A House-Senate conference went down to the wire yesterday before reaching agreement on a wide-ranging trade bill without highly protectionist provisions that had drawn threats of a White House veto.

Bone-weary members of the House and Senate approved the conference report without a formal meeting after negotiating through the afternoon via messages and phone calls. The congressmen and senators were reported to be so "tense and touchy" after a week of late-night meetings that they had trouble dealing with each other face to face without taking offense over honest differences.

Afterwards, however, they appeared jubilant.

"It's a good bill," said Sen. John Danforth (R-Mo.), chairman of the Senate Finance Committee's trade panel. "Passing a trade bill without having it cause major problems is hard. But this is good."

U.S. Trade Representative William E. Brock also praised the bill and said, "I would be astonished" if there was any White House conversation about a veto, which had been threatened earlier this week by Commerce Secretary Malcolm Baldrige.

With the merchandise trade deficit expected to soar to a record $130 billion this year, it appeared unlikely Congress could pass a trade bill that didn't contain specific points aimed at helping U.S. industries fight foreign competition.

While no written language detailing the bill's contents was available last night, Hill staff members and Brock insisted that the most protectionst parts of the House and Senate bills had either been deleted or watered down so much they were meaningless. These included sections that had drawn threats of trade retaliation from America's trading partners.

Included in the bill were the Reagan administration's top three priority items: an extension for 8 1/2 years of the Generalized System of Preferences (GSP) that gives duty-free entry to goods from developing countries; authority for free trade between Israel and the United States, which President Reagan had promised then-prime minister of Israel Yitshak Shamir last November; and a provision that strengthens U.S. power to retaliate when other countries refuse to remove their barriers to American products.

Canada can also get the free trade it wants in certain products after the president consults with and receives the approval of the House Ways and Means and Senate Finance committees.

Wrapped into the bill was a House-passed Democratic alternative to President Reagan's steel program that has a requirement that steel companies reinvest and modernize in order to get import relief. The bill also contains a "sense of Congress" resolution that imports under the programs should fall between 17 percent of the U.S. market -- Democratic candidate Walter F. Mondale's goal -- and 20 1/2 percent -- White House estimates for the president's program including imports of semi-finished slabs.

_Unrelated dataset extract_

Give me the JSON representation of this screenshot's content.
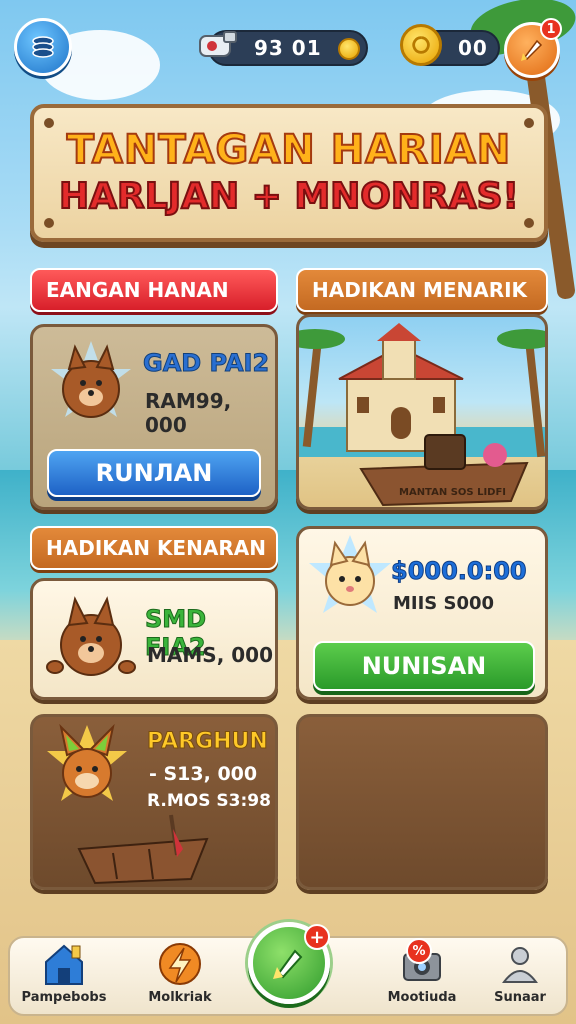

A controversial section of the bill aimed at helping California winemakers and grape growers fight imports also won passage, but only after restrictions were added. The most important put a two-year limit on right of grape growers to bring unfair trade cases against wine importers. The conference report, moreover, will contain language that only growers of grapes for wine could bring the complaint.

The conference passed a provision aimed at an International Trade Commission decision that ruled footwear manufacturers were not hurt by imports because the industry was profitable. The bill said the ITC should not rely on a single factor such as profits in finding injury.

Eliminated from the bill were two complex and highly controversial provisions that were described Thursday night as ensuring a veto. These include a "downstream dumping" provision that would have allowed American companies to bring unfair trade cases on products made from subsidized raw materials, and a section that would have broadened the definition of unfair trade practices to include items made with natural resources such as oil that are sold at a lower rate domestically than they are on the international market.